Running from Startup
For something as common as this, I thought there'd be a clear and official guide online, but it turns out that what you want to do has a big impact on which method you want to use. In this case, we want to start a program after the desktop and WiFi has initialized. I used crontab, which can be edited with the command "crontab -e". From there, I added a startup command to the end of the file:
@reboot DISPLAY=:0 python /home/pi/startup.py
Playing video turned out to be a fiasco. This was the biggest challenge of the whole project, and in truth I never got it to work as well as I wanted. There were several approaches tried, and each suffered some kind of glitch, and so in order to get the project to a state of completion in a crunch I simply instructed the python program to issue a terminal command opening a selected video in VLC media player externally. This introduced some segmentation faults that I worked around with some shell scripts to patch over problems, but if I had more time I'd have troubleshooted it until I found a cleaner fix.Automated Video Download
From the start, a core inspiration for this device was the hope that I could play remotely with my niece by recording videos alerting her to adventures and missions in need of her heroics. To achieve this we used Rclone to check a Google Drive folder upon start-up. If the folder contained a video not found in a local folder, the program would download it to the device and alert the user that a new transmission had been received. In either case, the program would ask the user if they wanted to play the most recent video, and the most recent four could be accessed from the radio menu.Troubleshooting
I added the WiFi network credentials into the wpa supplicant list before I sent the finished product to my niece, but if working with Raspberry Pi has taught me one thing its that setting everything up ostensibly perfectly is no guarantee that it will actually work. So to make it possible to troubleshoot or enter in a WiFi password manually, I downloaded matchbox on-screen keyboard and left a shortcut on the desktop. The touch screen is covered with a small polycarbonate screen protector, but if necessary this pops off to allow touch-screen troubleshooting.
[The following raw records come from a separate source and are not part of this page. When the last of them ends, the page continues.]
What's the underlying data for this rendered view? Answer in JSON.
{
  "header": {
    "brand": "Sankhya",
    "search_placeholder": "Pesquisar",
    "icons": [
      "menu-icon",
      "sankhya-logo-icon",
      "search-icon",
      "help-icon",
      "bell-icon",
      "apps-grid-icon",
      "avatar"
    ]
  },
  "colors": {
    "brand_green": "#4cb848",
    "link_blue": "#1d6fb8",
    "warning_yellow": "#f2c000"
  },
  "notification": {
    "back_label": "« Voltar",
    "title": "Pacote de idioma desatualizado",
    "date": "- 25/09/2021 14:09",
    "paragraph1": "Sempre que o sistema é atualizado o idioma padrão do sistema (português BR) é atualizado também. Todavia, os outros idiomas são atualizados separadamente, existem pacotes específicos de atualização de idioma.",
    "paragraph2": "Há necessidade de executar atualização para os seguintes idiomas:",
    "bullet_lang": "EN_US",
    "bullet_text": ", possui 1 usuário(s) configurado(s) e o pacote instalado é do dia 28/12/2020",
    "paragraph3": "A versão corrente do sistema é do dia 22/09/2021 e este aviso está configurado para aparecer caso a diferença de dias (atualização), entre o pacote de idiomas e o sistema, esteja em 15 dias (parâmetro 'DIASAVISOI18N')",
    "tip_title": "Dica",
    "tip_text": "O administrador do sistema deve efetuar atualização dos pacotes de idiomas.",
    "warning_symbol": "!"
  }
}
I also added a kill command into the main script that is triggered by pressing both the cycle and select buttons at the same time.Conclusions
This project was full of ups and downs. I've glossed over many headaches and frustrations, and I very much wish that I was able to make the start-up process shorter (it currently takes over 30 seconds after powering on before the screen gives the user any information). But I'm still thrilled with the way I was able to execute the ambitious vision that started this project. And best of all, it's for a precocious four year-old: so after it arrived I was informed both that it was not performing most of its functions and also that troubleshooting was unnecessary, as my niece immediately began playing with it anyway and confidently explained that she already knew exactly how her spaceship's computer worked.